# Looping through pandas dataframes

There are a variety of ways to loop through pandas dataframes - however they can result in vastly different performance!

In [5]:
from pathlib import Path

import numpy as np
import pandas as pd

from IPython.display import Markdown, display


In [6]:
def printmd(string):
    display(Markdown(string))

In [77]:
dataPath = Path("../data/raw/")
interimDataPath = Path("../data/interim/")

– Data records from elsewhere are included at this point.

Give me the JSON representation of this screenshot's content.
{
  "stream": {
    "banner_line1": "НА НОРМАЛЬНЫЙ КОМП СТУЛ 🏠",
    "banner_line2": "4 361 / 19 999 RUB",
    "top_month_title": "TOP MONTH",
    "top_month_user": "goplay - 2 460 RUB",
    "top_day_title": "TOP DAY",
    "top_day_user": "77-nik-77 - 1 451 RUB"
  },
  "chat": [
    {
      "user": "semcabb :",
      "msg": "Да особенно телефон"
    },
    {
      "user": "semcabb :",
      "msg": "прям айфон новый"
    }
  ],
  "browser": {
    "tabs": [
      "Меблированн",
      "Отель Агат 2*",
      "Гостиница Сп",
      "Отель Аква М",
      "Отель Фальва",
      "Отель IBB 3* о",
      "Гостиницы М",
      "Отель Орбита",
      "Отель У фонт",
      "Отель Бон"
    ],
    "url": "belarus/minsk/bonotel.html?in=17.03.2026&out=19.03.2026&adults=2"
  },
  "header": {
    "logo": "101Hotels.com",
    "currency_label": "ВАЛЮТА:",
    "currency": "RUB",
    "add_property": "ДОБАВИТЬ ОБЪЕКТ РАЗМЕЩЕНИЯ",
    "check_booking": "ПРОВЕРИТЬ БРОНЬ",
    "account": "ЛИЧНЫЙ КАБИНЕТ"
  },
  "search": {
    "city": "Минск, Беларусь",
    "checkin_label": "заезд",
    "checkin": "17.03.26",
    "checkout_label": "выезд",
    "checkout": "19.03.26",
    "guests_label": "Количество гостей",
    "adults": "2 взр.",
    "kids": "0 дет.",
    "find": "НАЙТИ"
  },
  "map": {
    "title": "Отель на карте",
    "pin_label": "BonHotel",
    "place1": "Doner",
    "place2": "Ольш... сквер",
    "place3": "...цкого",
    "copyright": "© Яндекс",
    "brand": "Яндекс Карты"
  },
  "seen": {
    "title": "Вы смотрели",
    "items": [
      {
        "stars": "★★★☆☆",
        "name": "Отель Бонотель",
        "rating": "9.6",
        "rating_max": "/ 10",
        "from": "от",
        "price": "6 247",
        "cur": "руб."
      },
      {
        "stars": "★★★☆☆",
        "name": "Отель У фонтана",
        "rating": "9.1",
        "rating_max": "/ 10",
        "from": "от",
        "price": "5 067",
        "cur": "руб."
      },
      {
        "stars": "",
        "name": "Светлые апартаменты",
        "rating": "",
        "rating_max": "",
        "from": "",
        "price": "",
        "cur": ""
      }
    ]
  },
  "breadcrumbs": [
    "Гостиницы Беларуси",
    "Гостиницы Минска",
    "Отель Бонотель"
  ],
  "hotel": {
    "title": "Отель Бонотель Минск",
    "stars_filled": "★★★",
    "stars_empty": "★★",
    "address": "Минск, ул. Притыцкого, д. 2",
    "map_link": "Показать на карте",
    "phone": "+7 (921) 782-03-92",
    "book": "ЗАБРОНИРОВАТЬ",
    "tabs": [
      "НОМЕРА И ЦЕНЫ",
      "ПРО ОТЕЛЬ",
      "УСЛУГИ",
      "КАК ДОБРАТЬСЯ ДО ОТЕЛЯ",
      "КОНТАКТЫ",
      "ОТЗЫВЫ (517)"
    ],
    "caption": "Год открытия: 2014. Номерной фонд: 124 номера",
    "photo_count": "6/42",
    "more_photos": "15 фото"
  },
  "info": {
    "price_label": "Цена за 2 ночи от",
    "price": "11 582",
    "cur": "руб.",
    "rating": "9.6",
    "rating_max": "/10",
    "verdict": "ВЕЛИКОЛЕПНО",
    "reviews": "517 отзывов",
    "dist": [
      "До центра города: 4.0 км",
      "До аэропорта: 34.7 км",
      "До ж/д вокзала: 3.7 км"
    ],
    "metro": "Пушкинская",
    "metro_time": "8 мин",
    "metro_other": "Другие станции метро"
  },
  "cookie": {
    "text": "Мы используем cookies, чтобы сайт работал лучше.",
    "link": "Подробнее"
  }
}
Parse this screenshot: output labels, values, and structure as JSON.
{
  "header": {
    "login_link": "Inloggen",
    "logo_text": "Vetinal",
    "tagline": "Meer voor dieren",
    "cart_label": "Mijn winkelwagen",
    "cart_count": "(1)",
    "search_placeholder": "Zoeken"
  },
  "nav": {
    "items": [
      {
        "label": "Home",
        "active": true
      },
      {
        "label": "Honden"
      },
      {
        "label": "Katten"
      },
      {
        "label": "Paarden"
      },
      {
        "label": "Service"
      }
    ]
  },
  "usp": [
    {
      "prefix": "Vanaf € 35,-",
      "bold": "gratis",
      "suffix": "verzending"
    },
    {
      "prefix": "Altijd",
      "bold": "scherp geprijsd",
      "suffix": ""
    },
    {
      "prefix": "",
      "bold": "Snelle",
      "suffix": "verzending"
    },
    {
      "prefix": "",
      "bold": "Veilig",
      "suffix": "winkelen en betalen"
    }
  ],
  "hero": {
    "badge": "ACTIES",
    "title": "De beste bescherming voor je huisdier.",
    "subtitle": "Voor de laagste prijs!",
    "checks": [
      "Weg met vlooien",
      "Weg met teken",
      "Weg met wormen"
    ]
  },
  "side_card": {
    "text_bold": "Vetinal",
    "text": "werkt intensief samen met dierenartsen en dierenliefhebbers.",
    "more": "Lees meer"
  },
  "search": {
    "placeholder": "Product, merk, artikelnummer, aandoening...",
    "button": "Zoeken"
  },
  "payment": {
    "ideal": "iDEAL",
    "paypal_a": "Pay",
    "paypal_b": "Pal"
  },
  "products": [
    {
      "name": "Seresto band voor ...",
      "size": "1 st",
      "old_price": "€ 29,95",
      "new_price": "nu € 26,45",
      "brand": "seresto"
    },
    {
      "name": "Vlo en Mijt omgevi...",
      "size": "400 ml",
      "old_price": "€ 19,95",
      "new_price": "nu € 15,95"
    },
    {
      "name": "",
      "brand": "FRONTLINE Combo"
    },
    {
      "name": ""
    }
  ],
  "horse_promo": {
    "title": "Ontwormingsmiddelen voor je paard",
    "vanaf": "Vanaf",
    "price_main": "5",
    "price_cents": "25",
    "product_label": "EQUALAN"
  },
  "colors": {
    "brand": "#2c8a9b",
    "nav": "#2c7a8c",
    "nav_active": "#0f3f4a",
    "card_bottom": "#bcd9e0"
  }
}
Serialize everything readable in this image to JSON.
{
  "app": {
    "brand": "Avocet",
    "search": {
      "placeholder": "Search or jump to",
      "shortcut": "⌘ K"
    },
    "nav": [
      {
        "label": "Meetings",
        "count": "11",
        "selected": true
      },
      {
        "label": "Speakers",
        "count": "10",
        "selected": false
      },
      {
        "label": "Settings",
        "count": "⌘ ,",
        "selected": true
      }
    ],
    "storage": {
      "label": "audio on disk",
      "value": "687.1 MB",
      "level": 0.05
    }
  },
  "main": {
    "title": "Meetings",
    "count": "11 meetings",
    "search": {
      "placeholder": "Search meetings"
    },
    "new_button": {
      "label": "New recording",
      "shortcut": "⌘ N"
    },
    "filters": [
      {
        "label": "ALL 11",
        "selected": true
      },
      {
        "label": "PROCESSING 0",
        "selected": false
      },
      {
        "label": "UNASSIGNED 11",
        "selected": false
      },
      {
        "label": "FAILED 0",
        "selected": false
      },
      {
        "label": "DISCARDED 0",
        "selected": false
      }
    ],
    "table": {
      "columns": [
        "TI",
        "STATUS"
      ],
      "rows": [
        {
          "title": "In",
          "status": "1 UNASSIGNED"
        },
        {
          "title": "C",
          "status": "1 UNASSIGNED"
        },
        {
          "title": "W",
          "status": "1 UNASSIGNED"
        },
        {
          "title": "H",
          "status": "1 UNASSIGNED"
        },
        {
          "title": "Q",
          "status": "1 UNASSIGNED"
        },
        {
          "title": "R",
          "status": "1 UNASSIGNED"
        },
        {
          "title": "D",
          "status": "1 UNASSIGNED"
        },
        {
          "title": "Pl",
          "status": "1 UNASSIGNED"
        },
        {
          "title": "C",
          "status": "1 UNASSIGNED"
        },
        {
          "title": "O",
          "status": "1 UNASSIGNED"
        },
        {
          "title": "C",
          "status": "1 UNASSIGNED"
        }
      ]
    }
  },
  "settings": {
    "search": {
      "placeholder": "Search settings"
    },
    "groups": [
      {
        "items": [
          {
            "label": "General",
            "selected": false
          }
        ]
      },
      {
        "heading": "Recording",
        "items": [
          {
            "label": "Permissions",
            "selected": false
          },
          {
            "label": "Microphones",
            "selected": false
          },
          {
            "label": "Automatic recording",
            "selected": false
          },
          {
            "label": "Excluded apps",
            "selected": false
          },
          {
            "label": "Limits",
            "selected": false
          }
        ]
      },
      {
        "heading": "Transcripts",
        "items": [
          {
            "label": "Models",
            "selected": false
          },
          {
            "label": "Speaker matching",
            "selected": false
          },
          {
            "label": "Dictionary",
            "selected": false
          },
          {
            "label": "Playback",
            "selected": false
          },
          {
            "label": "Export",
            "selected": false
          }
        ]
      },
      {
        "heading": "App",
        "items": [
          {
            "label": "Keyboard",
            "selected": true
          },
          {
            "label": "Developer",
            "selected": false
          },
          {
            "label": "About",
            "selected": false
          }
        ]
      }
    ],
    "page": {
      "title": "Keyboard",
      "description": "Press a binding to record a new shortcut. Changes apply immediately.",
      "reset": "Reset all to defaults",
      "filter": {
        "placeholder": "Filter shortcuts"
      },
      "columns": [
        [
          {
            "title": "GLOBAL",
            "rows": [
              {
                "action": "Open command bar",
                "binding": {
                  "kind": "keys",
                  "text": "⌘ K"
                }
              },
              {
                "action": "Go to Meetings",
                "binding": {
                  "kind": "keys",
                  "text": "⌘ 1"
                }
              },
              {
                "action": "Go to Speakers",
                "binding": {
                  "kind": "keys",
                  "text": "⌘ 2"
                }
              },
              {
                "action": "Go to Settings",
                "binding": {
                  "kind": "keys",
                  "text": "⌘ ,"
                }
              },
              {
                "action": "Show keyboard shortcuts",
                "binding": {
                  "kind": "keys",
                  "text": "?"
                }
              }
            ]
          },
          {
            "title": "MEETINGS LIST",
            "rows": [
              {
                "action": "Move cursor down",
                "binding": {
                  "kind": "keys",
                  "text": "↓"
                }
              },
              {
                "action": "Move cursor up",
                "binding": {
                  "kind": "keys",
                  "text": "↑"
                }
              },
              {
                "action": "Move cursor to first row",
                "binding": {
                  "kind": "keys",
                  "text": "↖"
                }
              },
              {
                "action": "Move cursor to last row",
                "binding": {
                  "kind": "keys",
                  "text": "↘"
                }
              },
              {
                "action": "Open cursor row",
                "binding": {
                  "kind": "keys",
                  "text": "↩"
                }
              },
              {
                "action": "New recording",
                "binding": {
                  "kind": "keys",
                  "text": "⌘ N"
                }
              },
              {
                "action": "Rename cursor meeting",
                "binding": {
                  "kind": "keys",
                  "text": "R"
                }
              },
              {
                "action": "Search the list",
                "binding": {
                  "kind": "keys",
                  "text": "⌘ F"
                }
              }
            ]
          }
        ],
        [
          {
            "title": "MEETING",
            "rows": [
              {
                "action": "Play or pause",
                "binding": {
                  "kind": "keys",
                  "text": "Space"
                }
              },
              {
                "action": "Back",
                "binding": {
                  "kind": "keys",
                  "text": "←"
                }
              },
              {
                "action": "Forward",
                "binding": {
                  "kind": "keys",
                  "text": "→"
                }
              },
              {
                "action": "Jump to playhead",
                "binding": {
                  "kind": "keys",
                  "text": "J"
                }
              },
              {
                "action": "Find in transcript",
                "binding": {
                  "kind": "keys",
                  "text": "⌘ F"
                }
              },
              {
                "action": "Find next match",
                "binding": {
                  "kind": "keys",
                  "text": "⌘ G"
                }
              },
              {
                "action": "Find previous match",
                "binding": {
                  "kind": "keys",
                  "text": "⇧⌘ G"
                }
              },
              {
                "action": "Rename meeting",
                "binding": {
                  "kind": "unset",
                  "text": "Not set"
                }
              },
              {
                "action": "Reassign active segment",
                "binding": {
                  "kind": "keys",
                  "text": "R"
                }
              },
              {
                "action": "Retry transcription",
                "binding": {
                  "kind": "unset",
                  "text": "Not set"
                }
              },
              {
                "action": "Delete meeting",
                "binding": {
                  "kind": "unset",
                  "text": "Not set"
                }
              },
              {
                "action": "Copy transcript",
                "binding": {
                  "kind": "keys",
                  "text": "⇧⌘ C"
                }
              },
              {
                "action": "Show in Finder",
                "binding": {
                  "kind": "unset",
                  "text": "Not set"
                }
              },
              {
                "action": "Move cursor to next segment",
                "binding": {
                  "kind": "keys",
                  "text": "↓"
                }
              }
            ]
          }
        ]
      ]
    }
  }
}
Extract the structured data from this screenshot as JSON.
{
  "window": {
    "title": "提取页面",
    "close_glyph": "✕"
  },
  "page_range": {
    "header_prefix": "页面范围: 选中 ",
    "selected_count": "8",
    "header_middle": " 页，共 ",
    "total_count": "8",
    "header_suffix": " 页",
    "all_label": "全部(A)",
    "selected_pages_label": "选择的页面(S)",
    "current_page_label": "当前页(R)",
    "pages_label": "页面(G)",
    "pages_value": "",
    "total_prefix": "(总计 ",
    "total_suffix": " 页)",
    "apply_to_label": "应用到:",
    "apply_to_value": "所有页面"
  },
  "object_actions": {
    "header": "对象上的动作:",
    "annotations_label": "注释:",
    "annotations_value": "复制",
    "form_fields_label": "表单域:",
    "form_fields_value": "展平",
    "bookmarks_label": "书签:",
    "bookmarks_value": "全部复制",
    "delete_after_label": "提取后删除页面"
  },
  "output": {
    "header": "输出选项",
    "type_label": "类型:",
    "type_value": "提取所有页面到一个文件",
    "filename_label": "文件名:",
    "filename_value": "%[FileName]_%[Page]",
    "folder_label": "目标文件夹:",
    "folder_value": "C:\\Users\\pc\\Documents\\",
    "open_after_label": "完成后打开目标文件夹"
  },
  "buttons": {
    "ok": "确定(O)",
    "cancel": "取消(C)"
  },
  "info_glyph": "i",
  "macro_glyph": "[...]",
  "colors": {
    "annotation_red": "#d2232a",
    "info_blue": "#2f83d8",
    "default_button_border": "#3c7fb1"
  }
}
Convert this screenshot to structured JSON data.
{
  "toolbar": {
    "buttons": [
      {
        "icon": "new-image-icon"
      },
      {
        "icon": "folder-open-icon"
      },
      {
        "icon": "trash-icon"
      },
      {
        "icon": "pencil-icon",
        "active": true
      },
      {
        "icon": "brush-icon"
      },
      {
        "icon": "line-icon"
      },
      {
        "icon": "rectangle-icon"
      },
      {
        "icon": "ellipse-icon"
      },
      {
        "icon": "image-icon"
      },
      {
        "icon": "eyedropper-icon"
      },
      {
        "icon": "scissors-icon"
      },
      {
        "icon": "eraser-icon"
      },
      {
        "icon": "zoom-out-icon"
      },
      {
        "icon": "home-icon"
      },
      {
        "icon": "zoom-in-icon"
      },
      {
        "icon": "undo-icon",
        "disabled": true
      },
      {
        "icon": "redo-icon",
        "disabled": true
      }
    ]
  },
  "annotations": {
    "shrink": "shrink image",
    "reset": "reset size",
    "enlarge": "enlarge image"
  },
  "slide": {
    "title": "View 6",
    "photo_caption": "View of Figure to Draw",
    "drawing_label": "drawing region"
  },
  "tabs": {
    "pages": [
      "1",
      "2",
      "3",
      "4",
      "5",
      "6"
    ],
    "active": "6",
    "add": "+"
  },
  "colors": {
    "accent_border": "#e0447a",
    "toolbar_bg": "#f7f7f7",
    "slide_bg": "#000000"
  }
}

def loadData(duplicateN:int=1):
    df = pd.read_csv(dataPath / "atlanticInterpolated.csv")
    z = df.z.values
    dropColumns = []
    for col in df.columns:
        if df.loc[30, col] > df.loc[0, col] - 0.1:
            dropColumns.append(col)
    df = df.drop(columns=dropColumns)
    # For this example we will concatenate in rows instead of columns to generate a long dataframe
    df = pd.concat([df for _ in range(duplicateN)], axis=0)
    temps = df.iloc[:, 1:].values
    surfaceTemps = temps[:2, :].mean(axis=0)
    return df, temps, z, surfaceTemps

In [80]:
print("Load data")
df, temps, z, surfaceTemps = loadData(duplicateN=10)
# Reset the index to be unique
df.index = pd.RangeIndex(start=0, stop=len(df))
print("Data loaded")

Load data
Data loaded


# Loop using `iloc`

In [81]:
def iforLoop(df):
    mld = []
    col = '0:June:2020'
    for idx in range(df.shape[0]):
        value = df.iloc[idx].loc[col]
        if value > surfaceTemps[0]-0.1:
            mld.append(True)
        else:
            mld.append(False)
    df['mld'] = mld
    return df.loc[:,['z',col,'mld']]

# Loop using `itertuples`

In [84]:
def itertuplesLoop(df):
    mld = []
    col = '0:June:2020'
    for row in df.itertuples(index=False):
        value = row[df.columns.get_loc(col)]
        if value > surfaceTemps[0]-0.1:
            mld.append(True)
        else:
            mld.append(False)
    df['mld'] = mld
    return df.loc[:,['z',col,'mld']]

# Loop using the `index`

In [85]:
def forLoop(df):
    mld = []
    col = '0:June:2020'
    for idx in df.index:
        value = df.loc[idx,col]
        if value > surfaceTemps[0]-0.1:
            mld.append(True)
        else:
            mld.append(False)
    df['mld'] = mld
    return df.loc[:,['z',col,'mld']]


# Loop using `apply`

In [87]:
def rowFunc(row,col):
    value = row.loc[col]
    if value > surfaceTemps[0]-0.1:
        return True
    else:
        return False

def applyFunc(df):
    mld = []
    col = '0:June:2020'
    df['mld'] = df.loc[:,col].apply(lambda x: x > surfaceTemps[0]-0.1)
    return df.loc[:,['z',col,'mld']]


# Compare results

In [89]:
printmd("**iloc loop**")
%timeit -n 1 -r 3 iforLoop(df)
printmd("**itertuples loop**")
%timeit -n 1 -r 3 itertuplesLoop(df)
printmd("**loc loop**")
%timeit -n 1 -r 3 forLoop(df)
printmd("**apply loop**")
%timeit -n 1 -r 3 applyFunc(df)

**iloc loop**

2 s ± 43.7 ms per loop (mean ± std. dev. of 3 runs, 1 loop each)


**itertuples loop**

611 ms ± 19.3 ms per loop (mean ± std. dev. of 3 runs, 1 loop each)


**loc loop**

19.2 ms ± 62.9 µs per loop (mean ± std. dev. of 3 runs, 1 loop each)


**apply loop**

1.99 ms ± 245 µs per loop (mean ± std. dev. of 3 runs, 1 loop each)


## A factor of 1000x difference between these methods!